The potential of the presented approach for predictive models of range dynamics stems from the statistical framework that dissects species–environment relationships into spatiotemporal population dynamics and environmental response functions of demographic rates. This has the twofold benefit of: (1) inferring species niches from distribution data while accounting for spatiotemporal population dynamics, and (2) producing fully probabilistic forecasts of future range dynamics under environmental change. We are optimistic that such predictive process-based range models will improve forecasts of the impacts of environmental change on biodiversity and will thereby strengthen the scientific basis of conservation planning. By estimating niches and range dynamics from the combination of species distribution data with models founded in ecological theory, the presented framework furthermore strengthens links between biogeography and population biology, theoretical and applied ecology.
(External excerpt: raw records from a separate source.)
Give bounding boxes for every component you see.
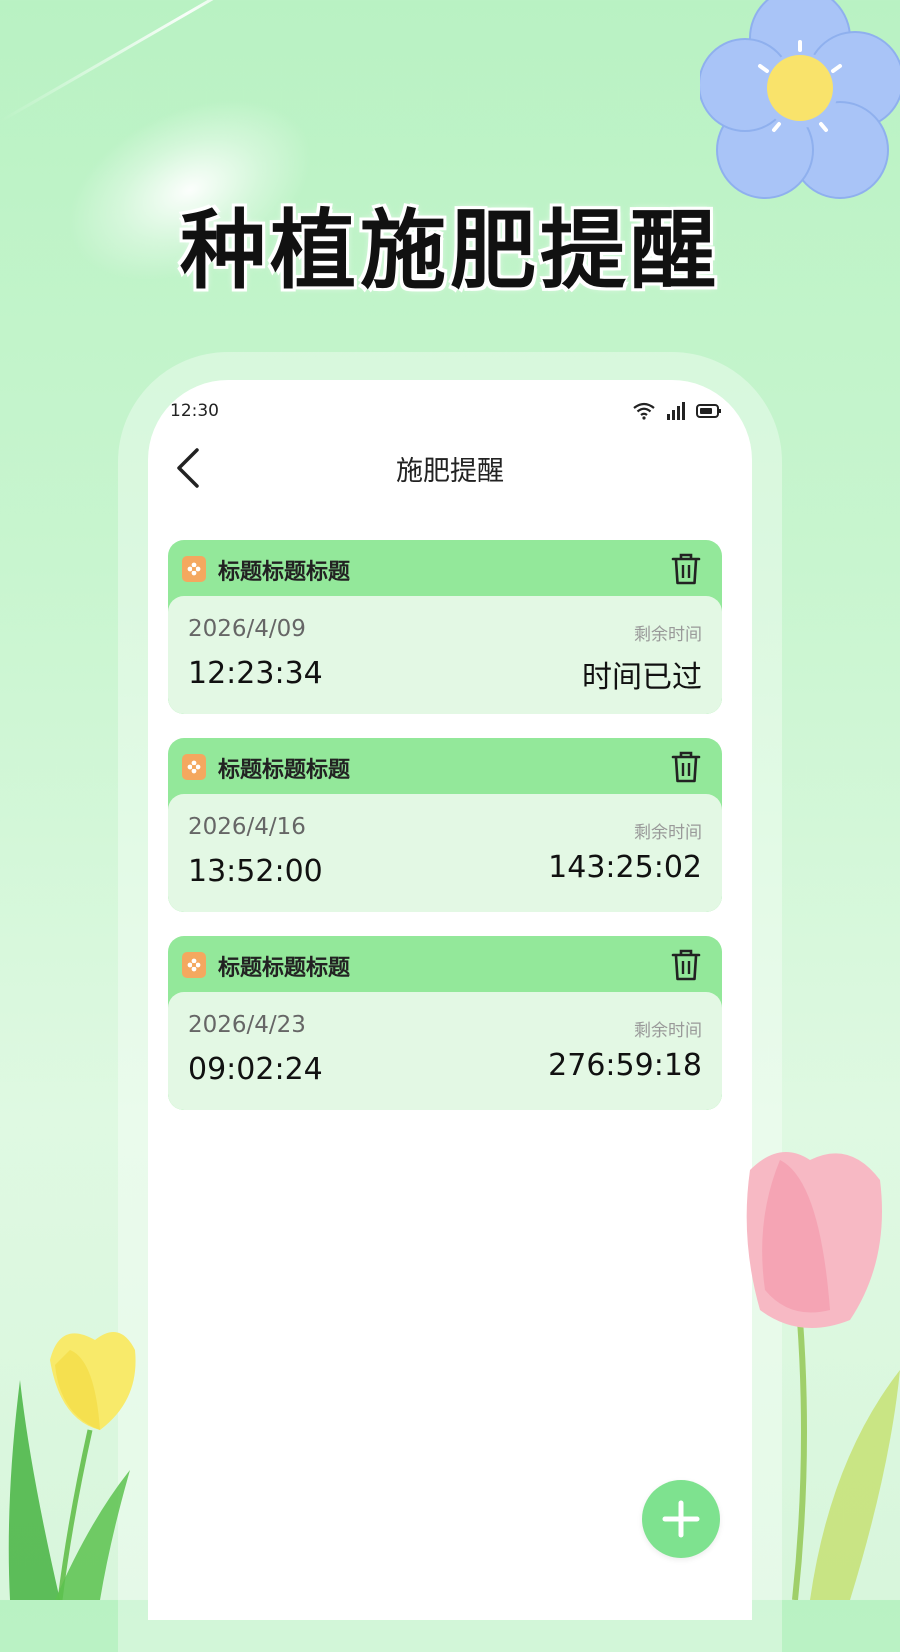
- reminder-card[interactable]: 标题标题标题 2026/4/09 12:23:34 剩余时间 时间已过: [168, 540, 722, 714]
- battery-icon: [696, 404, 721, 418]
- signal-icon: [667, 402, 685, 420]
- card-title: 标题标题标题: [218, 956, 351, 981]
- nav-bar: 施肥提醒: [148, 435, 752, 505]
- remaining-label: 剩余时间: [634, 1021, 702, 1041]
- page-title: 施肥提醒: [396, 456, 504, 487]
- card-header: 标题标题标题: [168, 738, 722, 794]
- delete-button[interactable]: [670, 552, 702, 586]
- remaining-value: 时间已过: [582, 660, 702, 695]
- remaining-label: 剩余时间: [634, 823, 702, 843]
- phone-screen: 12:30 施肥提醒 标题标题标题 2026/4/09 12:23:34 剩余时…: [148, 380, 752, 1620]
- delete-button[interactable]: [670, 948, 702, 982]
- card-body: 2026/4/09 12:23:34 剩余时间 时间已过: [168, 596, 722, 714]
- reminder-time: 09:02:24: [188, 1052, 323, 1087]
- plus-icon: [662, 1500, 700, 1538]
- flower-tag-icon: [182, 952, 206, 978]
- card-body: 2026/4/23 09:02:24 剩余时间 276:59:18: [168, 992, 722, 1110]
- status-bar: 12:30: [170, 398, 722, 424]
- reminder-time: 12:23:34: [188, 656, 323, 691]
- flower-tag-icon: [182, 556, 206, 582]
- remaining-label: 剩余时间: [634, 625, 702, 645]
- pink-tulip-decoration: [746, 1152, 900, 1600]
- flower-tag-icon: [182, 754, 206, 780]
- trash-icon: [671, 751, 701, 783]
- reminder-card[interactable]: 标题标题标题 2026/4/23 09:02:24 剩余时间 276:59:18: [168, 936, 722, 1110]
- reminder-time: 13:52:00: [188, 854, 323, 889]
- status-icons: [632, 402, 722, 420]
- remaining-value: 143:25:02: [548, 850, 702, 885]
- add-reminder-button[interactable]: [642, 1480, 720, 1558]
- trash-icon: [671, 553, 701, 585]
- card-title: 标题标题标题: [218, 758, 351, 783]
- trash-icon: [671, 949, 701, 981]
- reminder-date: 2026/4/23: [188, 1012, 306, 1038]
- wifi-icon: [633, 402, 655, 420]
- hero-title: 种植施肥提醒: [180, 201, 720, 301]
- reminder-date: 2026/4/09: [188, 616, 306, 642]
- delete-button[interactable]: [670, 750, 702, 784]
- status-time: 12:30: [170, 401, 219, 421]
- reminder-date: 2026/4/16: [188, 814, 306, 840]
- card-header: 标题标题标题: [168, 540, 722, 596]
- yellow-tulip-decoration: [8, 1332, 136, 1600]
- card-header: 标题标题标题: [168, 936, 722, 992]
- card-body: 2026/4/16 13:52:00 剩余时间 143:25:02: [168, 794, 722, 912]
- card-title: 标题标题标题: [218, 560, 351, 585]
- reminder-card[interactable]: 标题标题标题 2026/4/16 13:52:00 剩余时间 143:25:02: [168, 738, 722, 912]
- remaining-value: 276:59:18: [548, 1048, 702, 1083]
For helpful discussion we thank Wolfgang Cramer as well as Bob O'Hara, Otso Ovaskainen, Barbara Anderson and other members of the UKPopNet (NERC R8-H12-01 and English Nature) working group ‘Bayesian distribution models: dynamics, processes and projections’. We are grateful for comments of two anonymous referees that helped to improve the manuscript. J.P. acknowledges financial support from the University of Potsdam Graduate Initiative on Ecological Modelling (UPGradE), the German Federal Agency for Nature Conservation and the European Commission 7th Framework Programme for the Environment (projects ALARM, GOCE-CT-2003-506675, and CarboExtreme, 226701). F.S. furthermore acknowledges support from the European Union through Marie Curie Transfer of Knowledge Project FEMMES (MTKD-CT-2006-042261).
Jörn Pagel is interested in the modelling of spatial population dynamics and in computational statistical methods to link demographic models to data.
Frank Schurr is interested in developing a mechanistic understanding of how range dynamics arise from demographic processes.